Xandrie doit revenir à son peuple. Nous avons depuis trop longtemps porté un collier, il est grand temps que nous tenions la laisse. Avoua-t-elle franchement. Passer la frontière entre le dehors et le dedans, révélant une nouvelle fois sa nature profondément populiste. Opale, le Roi… Nous avons trop donné sans rien recevoir, il est temps d’inverser la vapeur. Par ses guildes, par ses habitants, par sa couronne. Xandrie a le pouvoir de se battre pour elle-même.
Les Fà ne pourraient se contenter d’être passif - avec le rachat de la mine de Myste, et la production qui allait bientôt repartir, elle pourrait bientôt s’offrir un accès au plus près de la couronne. Devenir une des mains sur laquelle la nation pourrait s’appuyer, par une énième danseuse de cours qui ne sert qu’à divertir les regards de ses clients, et ces messieurs. Peut-être avait-elle été trop imbibée par le pouvoir. Mais à présent qu’il changeait de forme, elle y voyait enfin la voie de la libération.
Nous sommes une terre riche, nous avons tout pour devenir une nation autonome. Et l’arrivée d’un nouveau régent ne pourrait que signer la fin de la colonisation de nos terres. Nous devrons les reprendre, quoiqu’il en coûte, et faire de Xandrie une nation forte, pour et par elle-même. Et je compte bien me battre pour voir ce rêve devenir réalité.
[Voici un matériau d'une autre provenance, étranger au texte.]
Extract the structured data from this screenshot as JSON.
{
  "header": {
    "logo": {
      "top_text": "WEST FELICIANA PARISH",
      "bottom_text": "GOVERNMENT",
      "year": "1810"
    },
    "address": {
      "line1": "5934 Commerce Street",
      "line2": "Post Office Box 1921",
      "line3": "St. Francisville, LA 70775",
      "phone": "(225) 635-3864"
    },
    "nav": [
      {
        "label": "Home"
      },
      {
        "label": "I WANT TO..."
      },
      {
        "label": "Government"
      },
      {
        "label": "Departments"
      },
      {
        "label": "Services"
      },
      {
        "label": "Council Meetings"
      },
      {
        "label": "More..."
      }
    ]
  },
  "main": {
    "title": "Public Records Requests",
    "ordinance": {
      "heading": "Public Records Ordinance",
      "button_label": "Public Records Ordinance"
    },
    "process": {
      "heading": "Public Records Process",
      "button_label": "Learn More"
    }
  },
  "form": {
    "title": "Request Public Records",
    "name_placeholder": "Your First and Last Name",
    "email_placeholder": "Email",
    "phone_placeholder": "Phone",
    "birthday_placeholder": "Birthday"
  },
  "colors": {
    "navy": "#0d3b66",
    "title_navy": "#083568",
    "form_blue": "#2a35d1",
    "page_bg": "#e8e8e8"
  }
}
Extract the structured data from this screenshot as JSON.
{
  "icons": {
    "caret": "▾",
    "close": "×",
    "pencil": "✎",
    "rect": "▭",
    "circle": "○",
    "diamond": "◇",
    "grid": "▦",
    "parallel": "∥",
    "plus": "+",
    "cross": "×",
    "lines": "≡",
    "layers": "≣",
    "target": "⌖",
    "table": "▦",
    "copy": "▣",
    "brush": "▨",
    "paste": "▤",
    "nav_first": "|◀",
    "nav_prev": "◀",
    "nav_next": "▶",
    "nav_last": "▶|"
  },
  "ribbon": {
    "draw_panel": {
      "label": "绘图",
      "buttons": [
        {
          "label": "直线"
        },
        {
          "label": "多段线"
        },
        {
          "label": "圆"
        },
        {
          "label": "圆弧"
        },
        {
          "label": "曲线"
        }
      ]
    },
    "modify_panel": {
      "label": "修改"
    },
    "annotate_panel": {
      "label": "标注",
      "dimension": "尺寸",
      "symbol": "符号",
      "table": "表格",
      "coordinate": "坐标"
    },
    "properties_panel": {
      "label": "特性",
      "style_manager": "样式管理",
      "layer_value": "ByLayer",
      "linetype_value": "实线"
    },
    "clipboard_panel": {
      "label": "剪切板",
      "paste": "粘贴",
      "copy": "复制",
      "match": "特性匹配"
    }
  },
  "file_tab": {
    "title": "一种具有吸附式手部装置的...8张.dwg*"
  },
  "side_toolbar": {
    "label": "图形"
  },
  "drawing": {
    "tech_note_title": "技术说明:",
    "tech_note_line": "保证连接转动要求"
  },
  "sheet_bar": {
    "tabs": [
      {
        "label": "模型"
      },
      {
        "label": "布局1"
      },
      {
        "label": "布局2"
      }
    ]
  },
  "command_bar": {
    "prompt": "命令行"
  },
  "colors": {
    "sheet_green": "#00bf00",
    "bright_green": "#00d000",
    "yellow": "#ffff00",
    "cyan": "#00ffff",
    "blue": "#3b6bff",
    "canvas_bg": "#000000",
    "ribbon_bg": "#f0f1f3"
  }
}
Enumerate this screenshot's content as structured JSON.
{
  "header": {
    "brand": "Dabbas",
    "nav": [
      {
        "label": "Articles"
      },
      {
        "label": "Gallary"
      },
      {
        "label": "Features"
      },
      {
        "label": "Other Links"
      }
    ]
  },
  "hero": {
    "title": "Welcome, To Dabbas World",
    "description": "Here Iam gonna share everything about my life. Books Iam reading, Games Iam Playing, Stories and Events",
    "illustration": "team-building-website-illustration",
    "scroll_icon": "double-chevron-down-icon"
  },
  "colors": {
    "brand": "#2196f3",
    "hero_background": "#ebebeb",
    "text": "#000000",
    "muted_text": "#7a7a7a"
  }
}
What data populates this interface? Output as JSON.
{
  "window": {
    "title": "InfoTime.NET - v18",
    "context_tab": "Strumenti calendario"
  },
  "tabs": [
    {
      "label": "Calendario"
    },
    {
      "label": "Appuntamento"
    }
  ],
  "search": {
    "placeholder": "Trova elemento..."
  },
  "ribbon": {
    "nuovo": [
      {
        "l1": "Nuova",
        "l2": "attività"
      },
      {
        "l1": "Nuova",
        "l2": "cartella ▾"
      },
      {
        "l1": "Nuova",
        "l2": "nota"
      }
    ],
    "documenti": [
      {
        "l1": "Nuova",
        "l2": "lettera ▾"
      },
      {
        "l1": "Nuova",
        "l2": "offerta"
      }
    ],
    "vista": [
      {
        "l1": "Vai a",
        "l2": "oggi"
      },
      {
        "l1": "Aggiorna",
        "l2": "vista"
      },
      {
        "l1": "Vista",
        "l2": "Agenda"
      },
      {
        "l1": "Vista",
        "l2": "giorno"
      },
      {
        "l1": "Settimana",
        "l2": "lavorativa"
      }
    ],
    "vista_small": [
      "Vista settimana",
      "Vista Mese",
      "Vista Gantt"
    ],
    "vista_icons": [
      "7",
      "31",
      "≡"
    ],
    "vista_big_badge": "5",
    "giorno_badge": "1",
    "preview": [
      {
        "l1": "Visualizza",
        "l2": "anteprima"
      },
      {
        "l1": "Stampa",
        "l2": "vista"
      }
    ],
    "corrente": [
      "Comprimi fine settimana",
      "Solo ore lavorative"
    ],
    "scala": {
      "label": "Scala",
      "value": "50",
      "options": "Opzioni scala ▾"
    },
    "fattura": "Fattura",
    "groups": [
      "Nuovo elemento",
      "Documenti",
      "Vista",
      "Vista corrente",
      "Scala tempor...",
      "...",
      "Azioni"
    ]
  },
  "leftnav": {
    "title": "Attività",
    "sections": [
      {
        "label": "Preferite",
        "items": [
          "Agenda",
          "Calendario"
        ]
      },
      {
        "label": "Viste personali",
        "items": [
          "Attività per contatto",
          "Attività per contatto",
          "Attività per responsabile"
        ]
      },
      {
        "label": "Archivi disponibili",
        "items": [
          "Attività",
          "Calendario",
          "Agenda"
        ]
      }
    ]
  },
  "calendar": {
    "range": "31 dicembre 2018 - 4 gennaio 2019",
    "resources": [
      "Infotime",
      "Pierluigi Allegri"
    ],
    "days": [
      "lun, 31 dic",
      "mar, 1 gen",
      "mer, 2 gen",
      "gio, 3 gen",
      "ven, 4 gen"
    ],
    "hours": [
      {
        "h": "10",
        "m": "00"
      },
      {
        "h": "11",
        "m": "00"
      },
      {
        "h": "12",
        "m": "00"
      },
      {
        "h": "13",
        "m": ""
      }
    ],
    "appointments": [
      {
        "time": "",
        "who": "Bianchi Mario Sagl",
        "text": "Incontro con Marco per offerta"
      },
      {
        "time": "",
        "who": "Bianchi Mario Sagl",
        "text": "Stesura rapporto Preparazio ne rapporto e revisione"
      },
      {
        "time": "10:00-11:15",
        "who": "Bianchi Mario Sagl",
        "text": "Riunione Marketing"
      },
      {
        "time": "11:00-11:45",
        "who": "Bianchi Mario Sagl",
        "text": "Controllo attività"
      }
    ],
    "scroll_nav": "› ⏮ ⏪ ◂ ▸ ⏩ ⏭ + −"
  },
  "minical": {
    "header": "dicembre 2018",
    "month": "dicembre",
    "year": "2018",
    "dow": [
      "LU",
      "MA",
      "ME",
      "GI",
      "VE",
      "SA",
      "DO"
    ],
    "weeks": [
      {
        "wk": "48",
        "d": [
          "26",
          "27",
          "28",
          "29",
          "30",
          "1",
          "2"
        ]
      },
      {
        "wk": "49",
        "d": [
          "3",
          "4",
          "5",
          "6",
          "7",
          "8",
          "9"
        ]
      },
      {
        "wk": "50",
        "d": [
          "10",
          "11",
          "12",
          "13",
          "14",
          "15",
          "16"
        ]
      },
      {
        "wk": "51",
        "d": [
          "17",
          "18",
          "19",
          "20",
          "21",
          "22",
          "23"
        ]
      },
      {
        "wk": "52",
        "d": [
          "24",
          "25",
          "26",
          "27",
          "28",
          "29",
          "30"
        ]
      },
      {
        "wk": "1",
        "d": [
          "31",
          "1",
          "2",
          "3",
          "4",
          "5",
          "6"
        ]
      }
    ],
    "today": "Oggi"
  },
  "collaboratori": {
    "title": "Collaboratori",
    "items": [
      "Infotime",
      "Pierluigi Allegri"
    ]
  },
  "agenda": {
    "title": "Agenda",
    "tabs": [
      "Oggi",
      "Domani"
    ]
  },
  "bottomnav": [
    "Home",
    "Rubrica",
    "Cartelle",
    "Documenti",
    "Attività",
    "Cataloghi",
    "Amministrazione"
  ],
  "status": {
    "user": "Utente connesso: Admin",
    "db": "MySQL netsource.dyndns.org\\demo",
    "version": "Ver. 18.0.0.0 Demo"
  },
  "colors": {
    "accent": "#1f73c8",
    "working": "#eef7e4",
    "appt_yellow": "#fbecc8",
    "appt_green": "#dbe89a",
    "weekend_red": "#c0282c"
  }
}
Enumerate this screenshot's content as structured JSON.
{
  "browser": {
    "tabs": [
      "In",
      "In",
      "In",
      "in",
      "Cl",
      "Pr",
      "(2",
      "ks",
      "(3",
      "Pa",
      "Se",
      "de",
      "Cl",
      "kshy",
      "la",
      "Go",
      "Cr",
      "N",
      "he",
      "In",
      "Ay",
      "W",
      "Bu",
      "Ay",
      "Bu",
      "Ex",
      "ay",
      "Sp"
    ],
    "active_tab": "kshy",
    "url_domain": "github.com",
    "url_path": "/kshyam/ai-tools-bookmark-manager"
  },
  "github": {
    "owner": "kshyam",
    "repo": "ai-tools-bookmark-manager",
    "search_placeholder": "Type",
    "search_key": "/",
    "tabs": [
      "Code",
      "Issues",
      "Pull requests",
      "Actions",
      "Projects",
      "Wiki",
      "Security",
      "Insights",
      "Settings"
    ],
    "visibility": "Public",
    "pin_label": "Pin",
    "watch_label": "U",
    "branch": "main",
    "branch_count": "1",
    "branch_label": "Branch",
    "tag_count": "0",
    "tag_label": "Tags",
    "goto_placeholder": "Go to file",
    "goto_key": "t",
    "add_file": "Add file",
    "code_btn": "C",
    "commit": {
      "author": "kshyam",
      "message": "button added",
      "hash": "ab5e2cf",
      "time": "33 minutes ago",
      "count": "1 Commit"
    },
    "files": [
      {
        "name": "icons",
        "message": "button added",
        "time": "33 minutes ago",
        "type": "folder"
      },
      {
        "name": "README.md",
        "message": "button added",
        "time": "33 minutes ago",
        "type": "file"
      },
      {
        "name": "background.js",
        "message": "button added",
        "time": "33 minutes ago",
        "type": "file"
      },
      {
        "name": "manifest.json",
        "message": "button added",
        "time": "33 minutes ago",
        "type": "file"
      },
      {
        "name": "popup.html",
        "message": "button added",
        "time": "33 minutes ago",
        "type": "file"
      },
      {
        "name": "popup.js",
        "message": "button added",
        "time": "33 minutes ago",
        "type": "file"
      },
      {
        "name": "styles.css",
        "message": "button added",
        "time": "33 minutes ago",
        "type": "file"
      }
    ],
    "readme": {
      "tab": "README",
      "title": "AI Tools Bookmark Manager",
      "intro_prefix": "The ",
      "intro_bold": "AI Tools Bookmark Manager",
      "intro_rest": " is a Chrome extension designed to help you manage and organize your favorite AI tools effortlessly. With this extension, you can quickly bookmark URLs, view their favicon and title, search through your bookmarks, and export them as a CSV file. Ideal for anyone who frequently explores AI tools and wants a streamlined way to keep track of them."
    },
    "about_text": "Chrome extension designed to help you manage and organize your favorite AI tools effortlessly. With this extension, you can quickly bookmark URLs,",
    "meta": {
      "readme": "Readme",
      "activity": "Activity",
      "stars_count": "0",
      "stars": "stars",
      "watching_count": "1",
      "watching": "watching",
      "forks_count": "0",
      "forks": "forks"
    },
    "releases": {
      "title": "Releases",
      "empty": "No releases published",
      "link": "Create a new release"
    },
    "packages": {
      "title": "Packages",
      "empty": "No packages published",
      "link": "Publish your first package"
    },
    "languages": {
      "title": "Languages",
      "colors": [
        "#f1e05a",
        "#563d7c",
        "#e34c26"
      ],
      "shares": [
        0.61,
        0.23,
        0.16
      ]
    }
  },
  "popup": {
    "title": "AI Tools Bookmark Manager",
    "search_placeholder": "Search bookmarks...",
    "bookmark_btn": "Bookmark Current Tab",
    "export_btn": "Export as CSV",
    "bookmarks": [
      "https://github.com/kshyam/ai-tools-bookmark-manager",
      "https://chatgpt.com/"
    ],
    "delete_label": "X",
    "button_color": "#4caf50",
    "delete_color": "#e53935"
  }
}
Effort après effort, la seule inconnue serait le comment. Elle ignorait si c’était tout à fait ce qu’il voulait entendre, mais elle n’aurait pu être plus honnête et transparente qu’à cet instant sur ses véritables intentions. Elle voulait offrir le meilleur à Xandrie: l’indépendance. Et pour cela, elle était prête à tout - grimper les marches du palais ou celle du pouvoir. Égoïstement, elle espérait bien grimper une ou l'autre de ces marches. Et de préférence, accompagnée.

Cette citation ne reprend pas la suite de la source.